We find that linking the EU ETS with the California scheme is not likely, at least not in the short term. Since the high level meeting between Hedegaard and Brown, California has moved its attention away from the EU and has announced plans to link with Quebec. In addition, a major obstacle to linking the EU ETS with the California scheme concerns the use of off-sets. California allows the use of forest credits and does not acknowledge off-sets from the Clean Development Mechanism, (CDM). In contrast, EU relies on CDM credits, and doesn't recognize forest credits. Both parties signal concerns that linking will lead to losing control of allowance price.

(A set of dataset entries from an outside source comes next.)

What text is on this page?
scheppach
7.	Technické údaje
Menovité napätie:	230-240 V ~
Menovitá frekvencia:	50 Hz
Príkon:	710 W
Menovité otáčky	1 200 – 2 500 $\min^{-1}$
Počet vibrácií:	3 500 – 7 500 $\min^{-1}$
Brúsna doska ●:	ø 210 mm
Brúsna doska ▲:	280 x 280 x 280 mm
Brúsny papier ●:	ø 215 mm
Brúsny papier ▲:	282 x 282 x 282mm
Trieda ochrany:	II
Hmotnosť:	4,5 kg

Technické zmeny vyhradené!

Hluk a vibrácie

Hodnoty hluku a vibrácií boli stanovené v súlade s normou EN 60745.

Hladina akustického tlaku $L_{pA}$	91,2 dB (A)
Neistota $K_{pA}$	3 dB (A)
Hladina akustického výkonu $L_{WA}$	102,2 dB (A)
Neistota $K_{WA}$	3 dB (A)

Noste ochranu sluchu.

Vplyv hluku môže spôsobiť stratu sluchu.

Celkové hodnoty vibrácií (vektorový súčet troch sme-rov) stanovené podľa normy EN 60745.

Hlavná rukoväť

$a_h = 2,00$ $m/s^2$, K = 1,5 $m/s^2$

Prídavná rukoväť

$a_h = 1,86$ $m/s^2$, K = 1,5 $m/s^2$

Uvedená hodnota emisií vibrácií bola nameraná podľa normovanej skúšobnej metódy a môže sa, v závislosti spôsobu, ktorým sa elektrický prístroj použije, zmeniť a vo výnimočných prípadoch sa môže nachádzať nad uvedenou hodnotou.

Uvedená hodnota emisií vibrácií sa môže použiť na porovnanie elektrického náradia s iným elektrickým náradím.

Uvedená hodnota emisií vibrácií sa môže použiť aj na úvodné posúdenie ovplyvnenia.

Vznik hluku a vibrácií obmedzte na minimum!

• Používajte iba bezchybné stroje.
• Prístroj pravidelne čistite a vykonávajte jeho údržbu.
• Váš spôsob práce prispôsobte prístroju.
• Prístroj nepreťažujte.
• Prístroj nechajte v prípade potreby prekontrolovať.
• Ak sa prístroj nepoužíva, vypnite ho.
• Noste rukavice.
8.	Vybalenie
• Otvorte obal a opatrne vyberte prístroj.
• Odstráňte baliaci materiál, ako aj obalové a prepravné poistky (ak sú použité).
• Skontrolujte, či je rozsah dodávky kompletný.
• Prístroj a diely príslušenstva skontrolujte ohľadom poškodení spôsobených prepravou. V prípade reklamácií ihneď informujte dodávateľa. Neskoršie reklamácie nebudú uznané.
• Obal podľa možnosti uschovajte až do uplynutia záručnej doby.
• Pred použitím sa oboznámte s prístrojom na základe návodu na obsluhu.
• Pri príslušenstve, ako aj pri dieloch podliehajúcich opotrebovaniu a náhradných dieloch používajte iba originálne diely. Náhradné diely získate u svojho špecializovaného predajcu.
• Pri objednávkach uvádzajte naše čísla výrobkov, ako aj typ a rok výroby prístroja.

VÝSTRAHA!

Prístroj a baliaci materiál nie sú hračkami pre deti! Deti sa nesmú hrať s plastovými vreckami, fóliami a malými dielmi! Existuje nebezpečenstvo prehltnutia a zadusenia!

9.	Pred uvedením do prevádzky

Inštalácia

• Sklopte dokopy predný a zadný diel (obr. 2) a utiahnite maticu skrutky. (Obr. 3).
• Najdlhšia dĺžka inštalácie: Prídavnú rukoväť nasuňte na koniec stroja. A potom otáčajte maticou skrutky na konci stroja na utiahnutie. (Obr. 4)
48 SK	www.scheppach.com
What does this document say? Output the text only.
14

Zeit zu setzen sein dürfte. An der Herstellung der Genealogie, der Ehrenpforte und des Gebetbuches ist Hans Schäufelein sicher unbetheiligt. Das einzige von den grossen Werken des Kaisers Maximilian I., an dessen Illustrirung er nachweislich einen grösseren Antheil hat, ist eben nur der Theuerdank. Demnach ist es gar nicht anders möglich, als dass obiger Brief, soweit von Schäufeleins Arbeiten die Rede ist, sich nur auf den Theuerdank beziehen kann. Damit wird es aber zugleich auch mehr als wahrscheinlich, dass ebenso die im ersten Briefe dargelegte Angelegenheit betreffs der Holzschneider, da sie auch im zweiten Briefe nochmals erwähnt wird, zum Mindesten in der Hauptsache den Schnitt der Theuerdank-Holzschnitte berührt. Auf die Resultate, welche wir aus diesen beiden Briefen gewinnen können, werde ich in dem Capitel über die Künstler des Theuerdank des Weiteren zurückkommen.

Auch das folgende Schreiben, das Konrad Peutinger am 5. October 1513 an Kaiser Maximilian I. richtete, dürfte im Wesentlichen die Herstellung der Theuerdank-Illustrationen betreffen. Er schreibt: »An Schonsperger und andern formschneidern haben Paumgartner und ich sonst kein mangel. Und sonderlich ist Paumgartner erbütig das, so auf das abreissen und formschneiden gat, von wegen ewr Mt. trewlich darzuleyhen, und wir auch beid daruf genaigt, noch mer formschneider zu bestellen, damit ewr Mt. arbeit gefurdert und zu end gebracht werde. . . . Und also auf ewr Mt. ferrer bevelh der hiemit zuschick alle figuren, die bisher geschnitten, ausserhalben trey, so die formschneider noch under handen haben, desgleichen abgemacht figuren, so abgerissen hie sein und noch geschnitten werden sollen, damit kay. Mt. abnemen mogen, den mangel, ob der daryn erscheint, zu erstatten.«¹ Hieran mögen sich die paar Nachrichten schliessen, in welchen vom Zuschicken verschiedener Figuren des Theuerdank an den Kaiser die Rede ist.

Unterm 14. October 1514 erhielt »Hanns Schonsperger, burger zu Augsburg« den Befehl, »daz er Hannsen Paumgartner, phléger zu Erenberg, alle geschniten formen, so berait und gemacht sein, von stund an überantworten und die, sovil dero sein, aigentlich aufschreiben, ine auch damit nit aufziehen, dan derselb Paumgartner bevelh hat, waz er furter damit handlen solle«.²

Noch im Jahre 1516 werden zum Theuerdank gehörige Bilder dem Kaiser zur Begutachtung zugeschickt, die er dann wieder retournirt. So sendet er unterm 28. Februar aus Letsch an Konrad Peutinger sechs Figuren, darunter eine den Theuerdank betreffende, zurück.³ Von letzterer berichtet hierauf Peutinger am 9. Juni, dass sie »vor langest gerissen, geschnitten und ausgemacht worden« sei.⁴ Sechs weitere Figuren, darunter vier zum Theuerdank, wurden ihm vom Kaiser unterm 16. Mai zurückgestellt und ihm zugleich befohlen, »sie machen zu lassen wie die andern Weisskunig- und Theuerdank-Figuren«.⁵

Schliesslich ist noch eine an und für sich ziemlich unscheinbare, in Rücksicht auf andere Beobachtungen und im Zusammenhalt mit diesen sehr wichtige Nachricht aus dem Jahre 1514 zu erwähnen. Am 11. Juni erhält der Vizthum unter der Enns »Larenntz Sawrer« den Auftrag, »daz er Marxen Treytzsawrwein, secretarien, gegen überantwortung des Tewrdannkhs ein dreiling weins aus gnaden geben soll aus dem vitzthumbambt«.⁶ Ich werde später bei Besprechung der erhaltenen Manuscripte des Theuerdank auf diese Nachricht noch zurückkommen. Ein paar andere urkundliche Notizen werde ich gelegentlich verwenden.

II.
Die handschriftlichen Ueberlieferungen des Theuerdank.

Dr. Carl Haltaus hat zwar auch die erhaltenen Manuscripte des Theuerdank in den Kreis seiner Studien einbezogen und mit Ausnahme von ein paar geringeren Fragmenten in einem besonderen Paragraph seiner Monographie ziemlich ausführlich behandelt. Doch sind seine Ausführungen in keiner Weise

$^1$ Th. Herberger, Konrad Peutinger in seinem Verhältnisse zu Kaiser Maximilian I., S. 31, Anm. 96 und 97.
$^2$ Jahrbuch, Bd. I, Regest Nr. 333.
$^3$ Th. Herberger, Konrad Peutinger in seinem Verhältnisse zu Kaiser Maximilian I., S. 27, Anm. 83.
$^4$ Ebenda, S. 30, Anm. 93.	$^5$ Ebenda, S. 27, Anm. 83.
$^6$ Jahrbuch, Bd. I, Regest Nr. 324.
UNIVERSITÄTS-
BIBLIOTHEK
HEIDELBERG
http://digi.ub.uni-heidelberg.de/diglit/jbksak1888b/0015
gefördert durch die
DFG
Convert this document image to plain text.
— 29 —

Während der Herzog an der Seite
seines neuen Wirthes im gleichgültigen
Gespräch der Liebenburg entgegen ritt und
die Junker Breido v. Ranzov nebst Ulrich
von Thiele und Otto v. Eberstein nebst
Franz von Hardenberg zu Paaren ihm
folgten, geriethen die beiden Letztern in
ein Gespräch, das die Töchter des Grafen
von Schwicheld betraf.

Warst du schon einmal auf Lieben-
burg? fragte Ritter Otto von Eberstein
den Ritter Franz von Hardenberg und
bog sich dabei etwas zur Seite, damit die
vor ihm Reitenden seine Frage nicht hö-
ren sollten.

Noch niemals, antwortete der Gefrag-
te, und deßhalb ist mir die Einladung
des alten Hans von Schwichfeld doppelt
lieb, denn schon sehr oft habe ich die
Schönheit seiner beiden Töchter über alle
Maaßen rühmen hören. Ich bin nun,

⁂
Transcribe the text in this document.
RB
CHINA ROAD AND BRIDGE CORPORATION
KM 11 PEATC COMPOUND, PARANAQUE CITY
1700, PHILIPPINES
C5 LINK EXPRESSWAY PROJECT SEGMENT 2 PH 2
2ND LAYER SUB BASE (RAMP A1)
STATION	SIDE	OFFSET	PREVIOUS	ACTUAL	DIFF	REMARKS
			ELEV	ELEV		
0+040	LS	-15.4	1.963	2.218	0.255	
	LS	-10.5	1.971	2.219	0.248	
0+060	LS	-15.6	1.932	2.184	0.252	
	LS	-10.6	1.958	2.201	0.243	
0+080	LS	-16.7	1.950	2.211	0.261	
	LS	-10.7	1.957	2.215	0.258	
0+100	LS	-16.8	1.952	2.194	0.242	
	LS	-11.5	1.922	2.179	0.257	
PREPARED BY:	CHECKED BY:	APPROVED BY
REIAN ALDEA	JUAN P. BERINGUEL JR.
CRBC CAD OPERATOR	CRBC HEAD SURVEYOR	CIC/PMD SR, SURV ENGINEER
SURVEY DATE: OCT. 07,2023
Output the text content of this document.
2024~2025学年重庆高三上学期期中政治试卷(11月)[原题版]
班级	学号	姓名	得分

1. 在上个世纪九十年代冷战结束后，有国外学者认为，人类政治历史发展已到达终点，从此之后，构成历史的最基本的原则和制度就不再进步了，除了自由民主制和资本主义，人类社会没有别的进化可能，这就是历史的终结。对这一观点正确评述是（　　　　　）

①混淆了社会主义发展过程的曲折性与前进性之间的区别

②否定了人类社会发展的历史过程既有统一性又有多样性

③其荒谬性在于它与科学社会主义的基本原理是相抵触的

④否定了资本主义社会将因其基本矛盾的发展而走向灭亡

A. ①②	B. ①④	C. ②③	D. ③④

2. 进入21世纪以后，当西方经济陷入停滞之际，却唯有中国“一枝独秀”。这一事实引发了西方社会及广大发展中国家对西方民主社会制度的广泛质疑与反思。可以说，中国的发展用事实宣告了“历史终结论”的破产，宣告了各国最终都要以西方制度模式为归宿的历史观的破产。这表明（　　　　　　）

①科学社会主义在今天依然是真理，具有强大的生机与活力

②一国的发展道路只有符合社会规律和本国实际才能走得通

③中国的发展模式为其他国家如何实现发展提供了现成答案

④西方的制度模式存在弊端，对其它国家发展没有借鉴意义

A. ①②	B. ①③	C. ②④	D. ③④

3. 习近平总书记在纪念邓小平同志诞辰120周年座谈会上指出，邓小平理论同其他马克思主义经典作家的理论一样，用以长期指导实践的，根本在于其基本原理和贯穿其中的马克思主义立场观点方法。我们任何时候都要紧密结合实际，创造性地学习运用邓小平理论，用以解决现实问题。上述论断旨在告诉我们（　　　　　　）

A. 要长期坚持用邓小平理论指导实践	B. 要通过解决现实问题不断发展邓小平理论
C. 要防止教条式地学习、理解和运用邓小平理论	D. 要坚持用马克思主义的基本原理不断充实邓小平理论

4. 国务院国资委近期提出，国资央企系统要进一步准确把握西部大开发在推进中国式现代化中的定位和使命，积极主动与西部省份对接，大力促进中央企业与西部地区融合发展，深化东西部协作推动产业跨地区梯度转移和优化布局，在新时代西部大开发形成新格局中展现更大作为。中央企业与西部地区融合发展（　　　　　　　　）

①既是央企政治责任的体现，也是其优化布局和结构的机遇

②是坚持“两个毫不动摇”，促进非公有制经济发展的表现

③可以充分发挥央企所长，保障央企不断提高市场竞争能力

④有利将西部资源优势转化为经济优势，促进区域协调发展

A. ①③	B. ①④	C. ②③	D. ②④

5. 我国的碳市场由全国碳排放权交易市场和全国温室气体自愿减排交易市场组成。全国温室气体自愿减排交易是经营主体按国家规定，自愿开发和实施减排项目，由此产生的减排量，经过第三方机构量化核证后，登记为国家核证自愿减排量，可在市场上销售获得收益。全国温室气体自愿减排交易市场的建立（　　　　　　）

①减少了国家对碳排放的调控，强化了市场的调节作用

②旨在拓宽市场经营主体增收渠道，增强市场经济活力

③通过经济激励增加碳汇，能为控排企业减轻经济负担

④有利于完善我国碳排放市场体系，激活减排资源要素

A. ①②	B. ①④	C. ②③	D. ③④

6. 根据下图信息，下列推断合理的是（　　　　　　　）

Paradoxically, the difference in abatement costs, reflected in allowance price, is an important economic motive for linking two emission trading systems, but may also constitute a significant political barrier. There is however, some common ground that could facilitate future linking. Both parties are positive to creating a larger carbon market through off-set markets and linking. Both parties appear to have compatible levels of ambition with comparably stringent caps on emissions. California will adopt a price ceiling, which could be an obstacle since the EU directive only allows linkage with systems that have absolute caps on emissions. But the California price cap is limited in volume and would probably from an EU perspective not create an insurmountable problem. Regarding allocation, while free allocation is the main method to distribute allowances initially, both systems aim at using auction in the long-term.
Finally, both systems provide mechanisms for overview and adjustment of the rules, which could help the calibration of critical features like off-sets, price management mechanisms and legislative differences. With political will, the current barriers to linking the EU ETS and the emerging California scheme could probably be solved.